I always hope that he would come near me one day and maybe do small talks or... address what we had.

"I'm sorry I put you in that position. Let's just be friends."

Those words I knew so well became the death of me for I don't know when it'll stop. It was clear but my heart still reached out in its dying feat, was trying to build the castle long gone with words of sweet melody she knew. Living everyday in a wreck sometimes making up scenarios what if she had done that or anything. For a month, she thought of that. And after that phase, after 2 months, I finally broke down and cried. I cried for a couple of times.

Flashbacks always appear whenever I would open my phone or doing something. A memory with him always presents itself in the most sweetest way possible, an army of prickled dead rose growing on my heart by twisting their way around her, crushing me and almost killing me.

"I'll let you go too."

The words I know he knew I never meant to say. But then you followed it with words I am quite surprised coming from you.

"This hurts."

It's supposed to be. But I am surprised he said that. I cried silently that day, not telling anyone what I felt. I didn't tell my sister that straightforward because I was loud and proud of him. I didn't tell my mother because I am ashamed of what I was screaming for towards her and how he was my crush. I didn't tell anyone. Every time they were out of the house, I would use it to cry every time. And every time, my heart would feel crushed, hard to breath and emotionally uncontrollable. My eyes would be puffy and it would take me a lot of adjustment before I could smile back at then again.

Until now, I always hope he'd come and talk. But at the same time I don't hope for us coming back together.

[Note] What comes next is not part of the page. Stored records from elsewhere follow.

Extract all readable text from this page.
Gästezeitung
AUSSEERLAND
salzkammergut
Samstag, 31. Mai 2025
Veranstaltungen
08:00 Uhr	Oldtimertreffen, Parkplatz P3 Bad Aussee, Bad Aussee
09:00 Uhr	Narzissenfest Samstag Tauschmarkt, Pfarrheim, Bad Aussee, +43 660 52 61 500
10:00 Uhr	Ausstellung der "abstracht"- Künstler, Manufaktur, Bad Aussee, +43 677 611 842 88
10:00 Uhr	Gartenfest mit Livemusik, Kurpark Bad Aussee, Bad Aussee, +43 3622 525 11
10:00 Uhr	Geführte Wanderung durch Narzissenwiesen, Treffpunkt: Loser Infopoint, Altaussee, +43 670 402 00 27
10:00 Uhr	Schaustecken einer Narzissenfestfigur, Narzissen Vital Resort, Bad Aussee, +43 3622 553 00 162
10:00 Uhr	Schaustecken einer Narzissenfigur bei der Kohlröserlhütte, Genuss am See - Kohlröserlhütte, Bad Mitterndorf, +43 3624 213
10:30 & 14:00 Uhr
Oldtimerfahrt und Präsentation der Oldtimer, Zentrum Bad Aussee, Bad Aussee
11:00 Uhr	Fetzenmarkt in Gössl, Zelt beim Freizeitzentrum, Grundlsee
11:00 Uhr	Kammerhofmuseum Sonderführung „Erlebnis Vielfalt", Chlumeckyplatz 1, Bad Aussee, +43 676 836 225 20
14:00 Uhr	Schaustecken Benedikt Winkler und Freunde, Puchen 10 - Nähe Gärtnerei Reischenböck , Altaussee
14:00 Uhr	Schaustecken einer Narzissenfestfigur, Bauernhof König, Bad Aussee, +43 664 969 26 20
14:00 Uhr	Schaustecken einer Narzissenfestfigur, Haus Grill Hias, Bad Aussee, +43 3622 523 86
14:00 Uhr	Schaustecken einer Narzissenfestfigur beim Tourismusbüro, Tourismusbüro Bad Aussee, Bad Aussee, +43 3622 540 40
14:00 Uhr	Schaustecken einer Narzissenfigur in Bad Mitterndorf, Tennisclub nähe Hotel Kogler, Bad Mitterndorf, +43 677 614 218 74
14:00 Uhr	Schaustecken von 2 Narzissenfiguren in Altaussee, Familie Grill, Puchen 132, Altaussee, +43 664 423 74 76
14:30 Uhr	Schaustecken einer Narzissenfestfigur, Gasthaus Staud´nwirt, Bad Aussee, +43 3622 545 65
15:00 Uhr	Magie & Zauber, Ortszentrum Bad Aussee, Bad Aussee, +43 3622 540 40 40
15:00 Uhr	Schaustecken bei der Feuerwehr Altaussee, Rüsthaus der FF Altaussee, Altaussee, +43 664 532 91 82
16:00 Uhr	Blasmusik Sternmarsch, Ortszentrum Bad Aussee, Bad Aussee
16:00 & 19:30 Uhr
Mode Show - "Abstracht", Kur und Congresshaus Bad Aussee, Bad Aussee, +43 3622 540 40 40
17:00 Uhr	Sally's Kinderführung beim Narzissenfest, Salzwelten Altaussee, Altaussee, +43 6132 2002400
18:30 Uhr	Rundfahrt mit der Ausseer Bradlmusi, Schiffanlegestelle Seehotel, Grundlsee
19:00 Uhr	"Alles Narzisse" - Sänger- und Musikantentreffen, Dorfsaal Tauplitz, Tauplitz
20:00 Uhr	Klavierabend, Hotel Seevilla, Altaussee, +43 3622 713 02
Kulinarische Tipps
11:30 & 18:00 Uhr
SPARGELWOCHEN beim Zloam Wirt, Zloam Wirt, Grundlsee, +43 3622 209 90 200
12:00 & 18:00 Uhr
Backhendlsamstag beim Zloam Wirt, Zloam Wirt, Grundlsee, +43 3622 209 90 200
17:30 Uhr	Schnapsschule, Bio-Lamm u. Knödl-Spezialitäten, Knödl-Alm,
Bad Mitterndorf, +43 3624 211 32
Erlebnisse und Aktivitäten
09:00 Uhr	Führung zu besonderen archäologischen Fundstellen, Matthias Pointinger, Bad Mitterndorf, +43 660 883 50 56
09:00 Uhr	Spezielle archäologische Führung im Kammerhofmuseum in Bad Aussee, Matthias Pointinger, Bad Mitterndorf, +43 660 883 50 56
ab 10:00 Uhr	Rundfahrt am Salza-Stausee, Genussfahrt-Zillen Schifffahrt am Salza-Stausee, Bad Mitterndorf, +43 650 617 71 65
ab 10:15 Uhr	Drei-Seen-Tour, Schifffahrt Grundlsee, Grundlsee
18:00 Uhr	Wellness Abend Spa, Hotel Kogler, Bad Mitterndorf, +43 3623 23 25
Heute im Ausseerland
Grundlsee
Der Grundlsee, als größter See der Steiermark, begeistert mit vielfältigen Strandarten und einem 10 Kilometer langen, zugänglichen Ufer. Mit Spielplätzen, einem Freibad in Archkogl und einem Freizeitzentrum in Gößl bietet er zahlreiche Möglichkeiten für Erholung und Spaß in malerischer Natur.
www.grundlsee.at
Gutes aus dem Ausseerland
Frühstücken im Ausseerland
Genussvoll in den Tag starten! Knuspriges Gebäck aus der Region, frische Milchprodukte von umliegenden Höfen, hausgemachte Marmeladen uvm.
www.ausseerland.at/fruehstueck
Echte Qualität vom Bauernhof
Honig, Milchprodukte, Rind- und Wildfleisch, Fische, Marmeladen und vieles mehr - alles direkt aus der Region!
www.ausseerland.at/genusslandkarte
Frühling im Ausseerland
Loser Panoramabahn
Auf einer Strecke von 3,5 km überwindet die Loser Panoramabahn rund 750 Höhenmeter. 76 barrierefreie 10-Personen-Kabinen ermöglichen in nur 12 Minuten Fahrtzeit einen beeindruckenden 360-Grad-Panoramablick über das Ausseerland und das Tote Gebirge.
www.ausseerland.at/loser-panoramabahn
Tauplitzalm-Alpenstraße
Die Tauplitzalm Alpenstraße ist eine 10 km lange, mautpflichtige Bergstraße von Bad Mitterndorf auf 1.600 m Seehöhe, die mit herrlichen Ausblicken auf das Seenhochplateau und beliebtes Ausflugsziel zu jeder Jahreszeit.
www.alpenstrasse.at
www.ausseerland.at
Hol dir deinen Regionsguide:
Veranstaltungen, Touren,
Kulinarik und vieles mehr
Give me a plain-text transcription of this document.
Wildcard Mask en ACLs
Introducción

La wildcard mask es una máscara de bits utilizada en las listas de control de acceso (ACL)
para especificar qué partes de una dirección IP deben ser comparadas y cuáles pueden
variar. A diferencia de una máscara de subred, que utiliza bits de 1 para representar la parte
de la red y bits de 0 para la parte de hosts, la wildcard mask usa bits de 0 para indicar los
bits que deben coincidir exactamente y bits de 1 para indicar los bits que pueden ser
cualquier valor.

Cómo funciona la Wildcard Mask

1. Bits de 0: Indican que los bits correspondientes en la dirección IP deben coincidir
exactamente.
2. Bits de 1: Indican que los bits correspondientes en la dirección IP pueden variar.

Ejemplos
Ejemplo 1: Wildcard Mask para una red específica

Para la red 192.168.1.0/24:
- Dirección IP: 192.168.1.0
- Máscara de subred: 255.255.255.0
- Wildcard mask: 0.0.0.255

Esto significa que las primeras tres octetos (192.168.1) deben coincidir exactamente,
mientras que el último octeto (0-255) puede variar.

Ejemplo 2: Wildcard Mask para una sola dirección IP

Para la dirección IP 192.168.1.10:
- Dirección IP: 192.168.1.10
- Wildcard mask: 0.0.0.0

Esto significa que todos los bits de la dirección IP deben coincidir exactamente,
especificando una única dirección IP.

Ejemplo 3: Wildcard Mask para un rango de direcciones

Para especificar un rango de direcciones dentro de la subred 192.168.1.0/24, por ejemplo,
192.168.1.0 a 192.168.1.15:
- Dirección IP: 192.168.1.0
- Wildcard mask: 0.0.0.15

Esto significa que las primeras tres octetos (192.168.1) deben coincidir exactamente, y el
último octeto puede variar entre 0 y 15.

And sometime soon, i'd be able to give him the sweater. The sweater I can't stand looking at or let everyone look at it. They'd think pitifully at me and I would be embarrassed. I would give it to him with a letter saying to give it to someone who deserves better than what we had, someone he would be ready for and fight for in any way. Someone who captures his attention in a whole new way and would make him feel the love he deserves all along, because we all deserve that. Give it to the one who will always make him laugh and him be able to laugh whole-heartedly in her jokes, make him naturally be there by her side when it comes to distress and continue to be the man she deserves, where he would feel the need to be better and calm. Someone he'd truly love, in their own pace. 

I hope he would take it and not dump it in my face, because I can't take the sight of it anymore. I haven't moved on but giving his sweater back would be a great release and the first phase of me letting him go, finally. 

What we may had was untimely and a beautifully tragic love affair, but we had us and it is more than what art can be. At that moment, it was love. It was just short and destined to end.